February 23, 2022 Devotion from a Giving Spirit Creates a Scholarship for Memphis Students

In a poignant display of faith, devotion and dedication, Beverly “Cate” Bradshaw is helping students in Memphis attend our Summer Design Camp, a generous act that honors a man who devoted his life to others.

In November 2021, Mrs. Bradshaw established the Kenneth J. Bradshaw Design Camp Scholarship Endowment, which will support rising high school students in Shelby County, Tennessee, to attend our summer camp. The endowment is a labor of love of Mrs. Bradshaw as well as friends and family members in memory of her late husband, Kenneth Bradshaw, who passed away in 2020.


Ken Bradshaw standing in front of flags
Written by Beverly Bradshaw:

Kenneth J. “Ken” Bradshaw lived a life of giving. To honor his life and his memory, his widow, Beverly Cate Bradshaw, has established an endowment in his name so that his giving spirit lives on.

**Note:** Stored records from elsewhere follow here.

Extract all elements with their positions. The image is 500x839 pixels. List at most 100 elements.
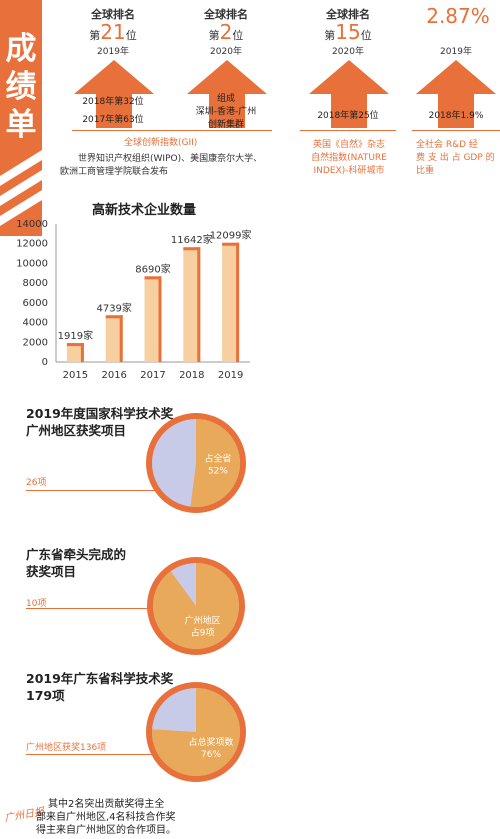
pie1-chart: 占全省 52% <box>146 413 246 513</box>
y-tick-label: 8000 <box>23 278 48 289</box>
y-tick-label: 14000 <box>16 219 48 230</box>
rank1-history-0: 2018年第32位 <box>82 97 144 107</box>
rank2-history-0: 组成 <box>216 94 235 104</box>
rank1-year: 2019年 <box>97 47 129 57</box>
rd-ratio-value: 2.87% <box>426 4 490 28</box>
gii-source-desc-1: 欧洲工商管理学院联合发布 <box>60 167 169 177</box>
rank3-head: 全球排名 <box>326 8 370 21</box>
rank3-number: 第15位 <box>305 20 391 44</box>
pie2-title-line1: 广东省牵头完成的 <box>26 547 127 562</box>
rank3-year: 2020年 <box>332 47 364 57</box>
rd-source-1: 费 支 出 占 GDP 的 <box>416 153 495 163</box>
footnote: 其中2名突出贡献奖得主全 部来自广州地区,4名科技合作奖 得主来自广州地区的合作… <box>36 798 176 837</box>
pie2-side-label: 10项 <box>26 599 47 609</box>
pie2-title-line2: 获奖项目 <box>26 564 77 579</box>
pie2-title: 广东省牵头完成的 获奖项目 <box>26 546 126 580</box>
bar <box>105 315 123 362</box>
pie-main-slice <box>152 688 240 776</box>
rank3-history-0: 2018年第25位 <box>317 111 379 121</box>
y-tick-label: 6000 <box>23 298 48 309</box>
rank2-suffix: 位 <box>232 29 244 42</box>
rd-up-arrow <box>416 60 496 128</box>
bar-edge <box>197 247 201 362</box>
rank1-value: 21 <box>100 20 126 44</box>
rank3-divider <box>300 130 396 131</box>
nature-source-0: 英国《自然》杂志 <box>312 140 385 150</box>
bar-value-label: 11642家 <box>171 233 213 246</box>
rank1-prefix: 第 <box>89 29 101 42</box>
rd-ratio-year: 2019年 <box>440 47 472 57</box>
pie3-title: 2019年广东省科学技术奖 179项 <box>26 670 173 704</box>
nature-source-2: INDEX)-科研城市 <box>313 166 385 176</box>
gii-source-desc-0: 世界知识产权组织(WIPO)、美国康奈尔大学、 <box>78 154 263 164</box>
y-tick-label: 10000 <box>16 258 48 269</box>
rank2-history-2: 创新集群 <box>207 120 244 130</box>
stripe-decoration <box>0 150 42 226</box>
pie1-title-line2: 广州地区获奖项目 <box>26 423 127 438</box>
nature-source-1: 自然指数(NATURE <box>311 153 387 163</box>
pie-inner-label: 52% <box>208 466 228 476</box>
bar <box>222 242 240 362</box>
x-tick-label: 2018 <box>179 370 204 381</box>
rank1-suffix: 位 <box>125 29 137 42</box>
rank3-up-arrow <box>309 60 389 128</box>
pie1-title-line1: 2019年度国家科学技术奖 <box>26 406 174 421</box>
rank2-number: 第2位 <box>183 20 269 44</box>
x-tick-label: 2015 <box>63 370 88 381</box>
rank2-year: 2020年 <box>210 47 242 57</box>
rank2-value: 2 <box>219 20 233 44</box>
pie-inner-label: 占全省 <box>204 452 231 464</box>
rank2-head: 全球排名 <box>204 8 248 21</box>
rank1-number: 第21位 <box>70 20 156 44</box>
bar <box>144 276 162 362</box>
rd-divider <box>412 130 500 131</box>
pie3-side-label: 广州地区获奖136项 <box>26 743 107 753</box>
pie3-title-line1: 2019年广东省科学技术奖 <box>26 671 174 686</box>
y-tick-label: 4000 <box>23 318 48 329</box>
pie3-chart: 占总奖项数 76% <box>146 682 246 782</box>
bar-cap <box>183 247 201 251</box>
footnote-line1: 其中2名突出贡献奖得主全 <box>48 799 165 810</box>
rank1-up-arrow <box>74 60 154 128</box>
rank2-up-arrow <box>187 60 267 128</box>
bar-edge <box>119 315 123 362</box>
pie1-title: 2019年度国家科学技术奖 广州地区获奖项目 <box>26 405 173 439</box>
x-tick-label: 2019 <box>218 370 243 381</box>
pie3-leader-line <box>26 754 226 755</box>
bar-edge <box>236 242 240 362</box>
x-tick-label: 2016 <box>101 370 126 381</box>
rank2-history-1: 深圳-香港-广州 <box>195 107 257 117</box>
bar-value-label: 1919家 <box>58 329 93 342</box>
bar-value-label: 12099家 <box>210 229 252 242</box>
sidebar-banner: 成绩单 <box>0 0 42 236</box>
y-tick-label: 12000 <box>16 239 48 250</box>
rd-source-2: 比重 <box>416 166 435 176</box>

“As a child, Kenneth had dreamed of being an architect when he grew up,” recalled Beverly. “As a student, he took Shop every year he could and was a member of the Industrial Arts Club. He’d taken four years of mechanical drawing at Manassas High School and dreamed of becoming an architect. But his parents couldn’t afford to send him to college. So, he went to work, choosing carpentry as his profession.”

For 46 years, Ken worked at the University of Tennessee Health Science Center (UTHSC), starting as a carpenter’s assistant and retiring as Director of Facilities Administration. During his tenure, his responsibilities grew to include oversight for 38 buildings, more than 200 people, and an annual budget of $19 million. He continued to grow his professional knowledge by taking Continuing Education classes from the American Institute of Architects. Additionally, he successfully completed the Limited Residential Contractor License Course at Chattanooga State Technical College and had been an independent Contractor for over 25 years.

Ken retired from UTHSC on March 6, 2020. Even in retirement, Ken wanted to keep a hand in the field he had always loved, so he developed a plan to launch a youth mentoring program called ‘From Carpenters 2 Architects’ as a 501C3 nonprofit organization. 

Only a few weeks after retiring he felt ill, as though coming down with a cold. On March 24, Beverly called 911 because he was having trouble breathing. He was hospitalized and two days later he died of COVID-19 pneumonia and became Shelby County’s first COVID-19 victim.

“Ken never gave up, never gave in, never forgot where he came from, and always gave back,” said Beverly.

Starting in 2022, his legacy will continue in the form of a $25,000 endowment. The Kenneth James Bradshaw Design Camp Scholarship will allow 9th-12th grade students from Shelby County to attend the UT Knoxville College of Architecture + Design Summer Camp. 

headshot of Beverly Bradshaw
“The purpose in choosing to fund this endowment is to help the university achieve its goal to impact diversity in the architecture profession,” explained Beverly. “When I remember Ken, I can think of nothing more appropriate than building on his passion and carrying it forward in future generations.” 

Ken’s Cate



The scholarship is expected to cover the full tuition for camp, and the inaugural scholarship should be awarded in 2023.

UT College of Architecture and Design’s Summer Design Camp began in 2011 to introduce high school students to design and design education at UT. The camp focuses on architecture, graphic design, interior architecture and landscape architecture, from the scale of the word and object to the scale of the landscape and city. Download the Summer Design Camp brochure.

Registration for the 2022 Summer Design Camp is open. Read about the camp as well as how to apply for scholarships.

The College of Architecture and Design gratefully acknowledges Beverly Bradshaw’s determination to express her husband’s legacy of love and generosity and Kenneth Bradshaw’s unwavering desire to help youth fulfill their dreams. Thank you, Cate and Ken.